Sonuncu adlı roman Selami Bey’le, “Serencam” adını verdiği ve bitirip bir adet bastırdıktan yirmi dört saat sonra öldüğü yapıtıyla tanıştırır okuyucusunu. Derinlikli, düşündürücü, iz bırakan bir karakter daha oluşturur Tahsin Yücel. Güçlü ince alayın en yetkin kullanıldığı yapıtlardan biridir, sanat ve basın dünyası göndermelerden payını alacaktır. Adı gibi sonuncu romanıdır Tahsin Yücel’in Sonuncu. Biraz gölgede kaldığını düşünüyorum bu romanın, oysaki ince örgülü, diliyle anlatımıyla çok özel bir romandır.
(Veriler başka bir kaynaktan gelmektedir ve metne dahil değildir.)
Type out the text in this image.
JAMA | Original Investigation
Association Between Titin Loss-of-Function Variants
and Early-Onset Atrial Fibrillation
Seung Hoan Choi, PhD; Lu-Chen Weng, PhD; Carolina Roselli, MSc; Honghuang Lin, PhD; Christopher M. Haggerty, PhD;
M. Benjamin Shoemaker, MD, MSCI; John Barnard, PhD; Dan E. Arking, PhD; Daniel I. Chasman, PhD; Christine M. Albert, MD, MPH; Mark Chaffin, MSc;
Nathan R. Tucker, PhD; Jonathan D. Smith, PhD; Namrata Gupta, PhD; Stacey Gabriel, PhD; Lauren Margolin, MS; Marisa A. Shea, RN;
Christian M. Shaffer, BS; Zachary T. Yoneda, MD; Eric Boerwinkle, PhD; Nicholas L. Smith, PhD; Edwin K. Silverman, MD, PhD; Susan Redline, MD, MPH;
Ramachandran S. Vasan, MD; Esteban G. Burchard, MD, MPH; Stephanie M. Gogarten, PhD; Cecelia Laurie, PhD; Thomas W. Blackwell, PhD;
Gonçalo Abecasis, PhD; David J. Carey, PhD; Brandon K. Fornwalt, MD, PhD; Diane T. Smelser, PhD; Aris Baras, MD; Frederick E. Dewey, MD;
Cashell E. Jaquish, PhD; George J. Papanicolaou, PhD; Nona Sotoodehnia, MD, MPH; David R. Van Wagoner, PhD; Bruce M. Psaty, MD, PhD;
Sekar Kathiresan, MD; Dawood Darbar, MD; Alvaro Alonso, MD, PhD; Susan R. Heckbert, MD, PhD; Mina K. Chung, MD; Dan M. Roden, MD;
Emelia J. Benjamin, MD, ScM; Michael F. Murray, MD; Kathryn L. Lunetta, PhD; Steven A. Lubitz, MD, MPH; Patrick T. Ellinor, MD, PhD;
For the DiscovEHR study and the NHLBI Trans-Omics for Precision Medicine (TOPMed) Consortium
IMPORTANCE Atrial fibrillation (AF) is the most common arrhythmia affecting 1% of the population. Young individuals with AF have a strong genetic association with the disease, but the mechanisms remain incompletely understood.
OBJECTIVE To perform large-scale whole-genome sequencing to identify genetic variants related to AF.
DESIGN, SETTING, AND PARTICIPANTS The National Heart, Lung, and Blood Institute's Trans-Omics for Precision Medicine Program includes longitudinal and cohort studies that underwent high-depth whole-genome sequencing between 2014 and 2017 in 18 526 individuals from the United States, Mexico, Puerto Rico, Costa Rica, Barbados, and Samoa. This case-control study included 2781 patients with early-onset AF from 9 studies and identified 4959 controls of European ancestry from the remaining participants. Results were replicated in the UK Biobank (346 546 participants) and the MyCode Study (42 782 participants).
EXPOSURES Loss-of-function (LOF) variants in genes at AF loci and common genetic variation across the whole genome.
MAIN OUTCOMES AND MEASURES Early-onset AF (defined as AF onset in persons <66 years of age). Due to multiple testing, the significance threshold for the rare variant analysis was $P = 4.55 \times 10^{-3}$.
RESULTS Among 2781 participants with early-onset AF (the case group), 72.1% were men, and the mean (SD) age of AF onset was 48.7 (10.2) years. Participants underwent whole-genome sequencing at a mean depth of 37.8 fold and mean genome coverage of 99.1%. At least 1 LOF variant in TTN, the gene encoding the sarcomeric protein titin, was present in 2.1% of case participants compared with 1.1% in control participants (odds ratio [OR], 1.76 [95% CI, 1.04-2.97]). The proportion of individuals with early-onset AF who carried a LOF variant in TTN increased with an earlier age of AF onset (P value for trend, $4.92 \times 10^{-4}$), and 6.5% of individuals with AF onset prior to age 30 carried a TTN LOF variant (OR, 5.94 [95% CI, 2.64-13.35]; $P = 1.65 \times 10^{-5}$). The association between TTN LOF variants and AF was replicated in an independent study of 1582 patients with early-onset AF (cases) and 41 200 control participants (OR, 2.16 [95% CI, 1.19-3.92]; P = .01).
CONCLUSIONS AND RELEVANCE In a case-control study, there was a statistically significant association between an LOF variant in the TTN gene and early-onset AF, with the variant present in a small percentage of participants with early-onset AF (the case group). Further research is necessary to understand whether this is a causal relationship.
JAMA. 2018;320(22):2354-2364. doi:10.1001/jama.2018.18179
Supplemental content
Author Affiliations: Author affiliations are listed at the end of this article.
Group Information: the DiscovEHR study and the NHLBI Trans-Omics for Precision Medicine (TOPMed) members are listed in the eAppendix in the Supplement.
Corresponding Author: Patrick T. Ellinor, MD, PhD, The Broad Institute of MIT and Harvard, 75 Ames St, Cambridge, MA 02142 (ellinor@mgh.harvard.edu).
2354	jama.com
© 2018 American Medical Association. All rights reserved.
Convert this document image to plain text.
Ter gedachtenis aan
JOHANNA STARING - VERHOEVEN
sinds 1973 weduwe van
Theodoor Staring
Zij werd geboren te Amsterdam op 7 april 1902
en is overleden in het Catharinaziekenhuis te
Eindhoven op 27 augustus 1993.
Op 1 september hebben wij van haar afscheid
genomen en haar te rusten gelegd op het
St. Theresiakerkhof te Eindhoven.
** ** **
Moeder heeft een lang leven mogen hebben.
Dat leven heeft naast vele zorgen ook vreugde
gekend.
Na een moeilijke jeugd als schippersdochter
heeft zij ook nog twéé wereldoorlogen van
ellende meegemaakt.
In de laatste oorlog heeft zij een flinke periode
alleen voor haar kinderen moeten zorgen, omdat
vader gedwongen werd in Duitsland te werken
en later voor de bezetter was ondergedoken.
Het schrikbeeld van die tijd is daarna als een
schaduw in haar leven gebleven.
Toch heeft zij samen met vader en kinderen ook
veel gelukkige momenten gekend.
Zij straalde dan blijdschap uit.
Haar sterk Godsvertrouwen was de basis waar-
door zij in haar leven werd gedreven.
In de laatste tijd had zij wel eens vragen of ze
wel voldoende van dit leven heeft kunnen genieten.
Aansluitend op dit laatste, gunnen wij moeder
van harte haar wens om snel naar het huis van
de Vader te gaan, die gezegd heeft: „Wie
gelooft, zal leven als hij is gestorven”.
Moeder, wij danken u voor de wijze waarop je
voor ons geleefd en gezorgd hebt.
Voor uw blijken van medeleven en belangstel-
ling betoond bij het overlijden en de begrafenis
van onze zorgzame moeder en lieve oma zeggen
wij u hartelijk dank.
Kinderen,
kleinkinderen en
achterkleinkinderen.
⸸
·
Tahsin Yücel’in ardından bize bıraktığı karakterler çok daha ayrıntılı incelemeleri hak ediyor. Edebiyatımızın bugününde karakter oluşturmanın pek önemli görülmediğini, güçlü karakterler çizilemediğini söylemek mümkün mü, bilemiyorum. Oysa etkileyici karakterlerle oluşturulan bir yazın evreninin edebiyatı güçlü kılacağını düşünüyorum. Tahsin Yücel’in ve kuşağının bize bıraktığı karakterlerle kalıcılaştığını, unutulmazlaştığını, yaşamın, çağının tanığı olabildiklerini düşünmek, sorgulamak gerek.